After June Stefanov’s grandfather gave her a small relic as a child, her insatiable curiosity led to a career in anthropology and a job hunting down antique automatons. But a secret within a three-hundred-year-old mechanical doll throws June into a world of highly sophisticated mechanical beings, living and fighting among humans. Cut to 1725 Russia, where newly born mechanical beings Peter and Elena struggle to serve their empire and the tsar, and find their own kind and purpose.
Billed as a scifi steampunk historical thriller, The Clockwork Dynasty is suspenseful action-packed speculative fiction about ancient robots living in a world less sophisticated than themselves. With elements of Interview of the Vampire and Highlander, Peter and Elana live to fulfill their Words, justice and logic, respectively, but they know nothing of their origins or the meaning of their existence. Their characters are immensely intriguing, flawed by their own programming, and achieves that aim of great science fiction—an examination of consciousness and what it means to be alive.
Unfortunately, June herself is more difficult to empathize with, as her desires and limitations are unclear, even for a human.

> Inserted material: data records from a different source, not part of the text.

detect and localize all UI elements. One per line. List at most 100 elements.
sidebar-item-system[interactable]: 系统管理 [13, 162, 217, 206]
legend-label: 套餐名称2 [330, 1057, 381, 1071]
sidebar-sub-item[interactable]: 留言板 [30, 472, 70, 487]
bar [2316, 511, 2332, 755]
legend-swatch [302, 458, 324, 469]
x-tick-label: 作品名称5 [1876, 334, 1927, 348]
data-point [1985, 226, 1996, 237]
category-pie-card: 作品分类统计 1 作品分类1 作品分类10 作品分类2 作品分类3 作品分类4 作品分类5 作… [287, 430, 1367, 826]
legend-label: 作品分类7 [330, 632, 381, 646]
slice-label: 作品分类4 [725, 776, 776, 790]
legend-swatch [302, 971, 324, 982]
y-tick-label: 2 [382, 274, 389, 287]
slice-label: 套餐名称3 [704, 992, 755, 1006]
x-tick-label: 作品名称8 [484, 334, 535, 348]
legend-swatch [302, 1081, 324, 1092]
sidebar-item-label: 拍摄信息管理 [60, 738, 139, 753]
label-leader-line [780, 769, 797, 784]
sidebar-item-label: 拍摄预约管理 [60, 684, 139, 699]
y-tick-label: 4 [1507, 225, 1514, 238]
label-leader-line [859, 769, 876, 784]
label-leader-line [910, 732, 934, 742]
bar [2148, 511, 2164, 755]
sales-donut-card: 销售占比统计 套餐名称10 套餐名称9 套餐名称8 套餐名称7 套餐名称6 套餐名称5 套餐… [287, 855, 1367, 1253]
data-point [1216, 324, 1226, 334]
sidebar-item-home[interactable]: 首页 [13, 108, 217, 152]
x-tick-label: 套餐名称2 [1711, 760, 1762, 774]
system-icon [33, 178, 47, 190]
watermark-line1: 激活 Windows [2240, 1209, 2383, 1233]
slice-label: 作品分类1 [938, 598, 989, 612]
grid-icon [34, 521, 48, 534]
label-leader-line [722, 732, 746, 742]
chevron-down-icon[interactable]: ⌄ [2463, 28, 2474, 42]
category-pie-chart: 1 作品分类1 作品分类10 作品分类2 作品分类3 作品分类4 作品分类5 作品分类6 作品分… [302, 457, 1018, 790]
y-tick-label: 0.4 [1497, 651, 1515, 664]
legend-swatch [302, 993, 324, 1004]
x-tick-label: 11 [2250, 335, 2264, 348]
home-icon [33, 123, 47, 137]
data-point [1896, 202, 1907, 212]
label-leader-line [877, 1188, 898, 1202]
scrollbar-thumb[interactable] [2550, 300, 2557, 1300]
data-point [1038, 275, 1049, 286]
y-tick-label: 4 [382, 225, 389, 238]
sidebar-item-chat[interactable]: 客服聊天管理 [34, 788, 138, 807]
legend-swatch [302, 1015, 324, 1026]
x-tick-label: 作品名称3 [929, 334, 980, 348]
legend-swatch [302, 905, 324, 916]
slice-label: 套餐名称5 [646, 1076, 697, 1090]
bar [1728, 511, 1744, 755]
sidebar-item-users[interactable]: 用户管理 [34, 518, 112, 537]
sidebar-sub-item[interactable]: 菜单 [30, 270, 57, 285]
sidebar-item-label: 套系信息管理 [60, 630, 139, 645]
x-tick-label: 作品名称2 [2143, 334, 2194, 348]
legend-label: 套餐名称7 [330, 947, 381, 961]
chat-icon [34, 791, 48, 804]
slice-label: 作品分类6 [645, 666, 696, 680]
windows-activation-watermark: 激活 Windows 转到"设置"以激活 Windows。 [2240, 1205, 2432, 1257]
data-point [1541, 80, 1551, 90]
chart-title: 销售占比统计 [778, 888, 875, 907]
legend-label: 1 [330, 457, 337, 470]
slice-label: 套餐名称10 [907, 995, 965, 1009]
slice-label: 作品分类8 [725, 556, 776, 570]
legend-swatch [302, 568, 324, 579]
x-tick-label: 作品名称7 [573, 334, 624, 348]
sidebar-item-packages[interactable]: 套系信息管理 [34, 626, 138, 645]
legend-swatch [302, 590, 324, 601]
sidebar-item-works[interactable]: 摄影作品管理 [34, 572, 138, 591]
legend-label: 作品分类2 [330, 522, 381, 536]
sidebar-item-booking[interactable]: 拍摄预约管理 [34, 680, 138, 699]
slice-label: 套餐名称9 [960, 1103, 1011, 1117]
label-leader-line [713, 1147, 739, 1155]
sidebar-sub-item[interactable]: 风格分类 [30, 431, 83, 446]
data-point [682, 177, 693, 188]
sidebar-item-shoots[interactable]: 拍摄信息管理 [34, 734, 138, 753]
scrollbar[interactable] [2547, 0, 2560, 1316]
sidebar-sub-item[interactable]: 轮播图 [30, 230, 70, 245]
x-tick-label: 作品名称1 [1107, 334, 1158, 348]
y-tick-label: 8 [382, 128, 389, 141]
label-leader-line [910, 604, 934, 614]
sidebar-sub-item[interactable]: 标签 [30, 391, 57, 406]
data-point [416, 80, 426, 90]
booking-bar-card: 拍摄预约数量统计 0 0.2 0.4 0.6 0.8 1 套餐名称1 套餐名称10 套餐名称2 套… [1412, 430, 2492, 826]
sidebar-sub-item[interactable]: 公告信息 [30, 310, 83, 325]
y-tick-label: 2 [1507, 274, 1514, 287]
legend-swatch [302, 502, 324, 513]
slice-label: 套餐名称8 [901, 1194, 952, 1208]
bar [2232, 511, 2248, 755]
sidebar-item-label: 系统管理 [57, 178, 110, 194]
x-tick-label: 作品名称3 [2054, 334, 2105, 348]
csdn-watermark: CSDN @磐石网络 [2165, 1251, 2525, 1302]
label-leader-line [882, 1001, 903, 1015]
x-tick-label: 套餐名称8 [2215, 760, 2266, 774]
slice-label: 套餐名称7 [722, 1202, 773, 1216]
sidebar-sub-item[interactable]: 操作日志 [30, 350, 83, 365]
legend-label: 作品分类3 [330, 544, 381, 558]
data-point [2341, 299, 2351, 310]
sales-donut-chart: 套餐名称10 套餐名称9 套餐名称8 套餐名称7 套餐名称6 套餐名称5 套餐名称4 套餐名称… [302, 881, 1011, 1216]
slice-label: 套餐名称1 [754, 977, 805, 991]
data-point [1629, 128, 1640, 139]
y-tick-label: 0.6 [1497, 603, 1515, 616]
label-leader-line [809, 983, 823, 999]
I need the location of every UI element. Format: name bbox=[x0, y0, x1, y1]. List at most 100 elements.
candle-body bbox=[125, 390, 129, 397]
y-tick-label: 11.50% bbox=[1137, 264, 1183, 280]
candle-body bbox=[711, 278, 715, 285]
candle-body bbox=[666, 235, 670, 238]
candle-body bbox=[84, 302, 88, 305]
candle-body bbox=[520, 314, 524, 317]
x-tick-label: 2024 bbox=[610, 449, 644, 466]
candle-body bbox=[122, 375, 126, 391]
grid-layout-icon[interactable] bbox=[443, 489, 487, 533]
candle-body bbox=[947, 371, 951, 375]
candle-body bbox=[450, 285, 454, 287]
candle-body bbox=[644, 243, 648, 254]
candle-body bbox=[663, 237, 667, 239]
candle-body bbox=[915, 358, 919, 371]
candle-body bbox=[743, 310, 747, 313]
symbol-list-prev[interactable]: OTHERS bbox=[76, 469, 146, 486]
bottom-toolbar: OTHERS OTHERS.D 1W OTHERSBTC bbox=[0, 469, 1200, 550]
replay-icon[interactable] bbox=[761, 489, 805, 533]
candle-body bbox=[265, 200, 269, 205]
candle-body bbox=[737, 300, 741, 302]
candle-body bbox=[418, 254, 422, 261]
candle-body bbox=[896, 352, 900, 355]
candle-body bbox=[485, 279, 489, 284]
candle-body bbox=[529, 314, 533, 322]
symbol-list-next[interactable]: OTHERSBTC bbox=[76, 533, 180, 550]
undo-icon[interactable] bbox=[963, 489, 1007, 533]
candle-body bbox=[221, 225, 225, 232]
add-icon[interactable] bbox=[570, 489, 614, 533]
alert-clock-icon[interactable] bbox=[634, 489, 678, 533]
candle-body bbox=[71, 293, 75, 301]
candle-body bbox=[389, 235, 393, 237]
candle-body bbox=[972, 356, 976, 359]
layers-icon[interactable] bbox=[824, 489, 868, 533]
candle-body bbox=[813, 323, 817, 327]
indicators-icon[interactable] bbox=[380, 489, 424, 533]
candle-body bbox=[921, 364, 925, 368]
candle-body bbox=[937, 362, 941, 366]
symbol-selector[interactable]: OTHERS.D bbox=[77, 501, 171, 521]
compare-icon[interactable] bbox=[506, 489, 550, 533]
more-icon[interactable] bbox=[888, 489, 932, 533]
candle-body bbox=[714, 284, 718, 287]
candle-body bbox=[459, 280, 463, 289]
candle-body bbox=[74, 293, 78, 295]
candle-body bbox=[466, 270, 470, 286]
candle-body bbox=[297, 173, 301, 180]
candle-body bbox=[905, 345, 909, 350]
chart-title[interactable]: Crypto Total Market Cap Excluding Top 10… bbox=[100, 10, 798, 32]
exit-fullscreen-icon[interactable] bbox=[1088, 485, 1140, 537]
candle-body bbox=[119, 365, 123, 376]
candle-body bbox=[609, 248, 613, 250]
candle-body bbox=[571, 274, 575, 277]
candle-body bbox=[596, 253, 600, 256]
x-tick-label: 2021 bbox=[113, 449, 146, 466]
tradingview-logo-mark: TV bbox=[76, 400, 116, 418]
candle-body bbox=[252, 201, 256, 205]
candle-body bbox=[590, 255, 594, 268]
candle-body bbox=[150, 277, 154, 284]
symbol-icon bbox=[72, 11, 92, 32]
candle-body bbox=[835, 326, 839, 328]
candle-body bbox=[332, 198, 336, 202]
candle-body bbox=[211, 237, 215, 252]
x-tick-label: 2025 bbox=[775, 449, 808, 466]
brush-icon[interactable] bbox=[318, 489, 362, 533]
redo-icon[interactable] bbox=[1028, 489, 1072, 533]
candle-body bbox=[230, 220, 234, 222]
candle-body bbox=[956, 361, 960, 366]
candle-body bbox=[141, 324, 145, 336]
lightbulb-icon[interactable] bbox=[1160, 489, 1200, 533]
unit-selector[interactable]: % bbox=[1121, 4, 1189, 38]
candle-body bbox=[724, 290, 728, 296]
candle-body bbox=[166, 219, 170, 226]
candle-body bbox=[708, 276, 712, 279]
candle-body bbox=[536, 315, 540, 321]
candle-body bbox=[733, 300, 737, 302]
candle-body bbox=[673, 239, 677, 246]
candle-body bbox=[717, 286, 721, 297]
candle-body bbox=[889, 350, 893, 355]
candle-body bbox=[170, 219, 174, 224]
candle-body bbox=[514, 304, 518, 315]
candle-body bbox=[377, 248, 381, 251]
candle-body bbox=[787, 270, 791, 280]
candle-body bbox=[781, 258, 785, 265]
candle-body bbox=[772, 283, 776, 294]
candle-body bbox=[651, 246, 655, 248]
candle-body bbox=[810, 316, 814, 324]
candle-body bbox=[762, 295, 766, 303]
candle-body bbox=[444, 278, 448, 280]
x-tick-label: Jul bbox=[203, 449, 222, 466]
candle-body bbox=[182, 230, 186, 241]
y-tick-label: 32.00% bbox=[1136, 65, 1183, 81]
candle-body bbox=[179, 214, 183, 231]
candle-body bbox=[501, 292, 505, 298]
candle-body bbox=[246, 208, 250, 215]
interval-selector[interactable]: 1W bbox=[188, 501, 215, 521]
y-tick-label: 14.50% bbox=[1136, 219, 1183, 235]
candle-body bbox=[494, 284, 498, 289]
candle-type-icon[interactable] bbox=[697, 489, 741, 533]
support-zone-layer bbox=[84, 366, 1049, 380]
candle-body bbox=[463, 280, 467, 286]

Regardless, the chapter by chapter point-of-view and time shifts are expertly executed, enhancing the story with both timely exposition and an escalating pace until the past and present collide. All the technical elements are pulled off seamlessly, rendering a new story from old threads that feels young again.
Recommended for anyone who loves robots and action-packed science fiction!
Thanks to Netgalley and Double Day books for an advance copy in exchange for an honest review!
“Part of the man’s scalp peels away, sickeningly easy, taking his forehead and upper cheek with it. I can’t comprehend the sight. Beneath the skin, I see a skull shape of translucent blue plastic. When he blinks, only the remaining eyelid closes. The other eye is wide and round and staring, without the skin of an eyelid around it. I drop the shotgun clattering to the pavement.”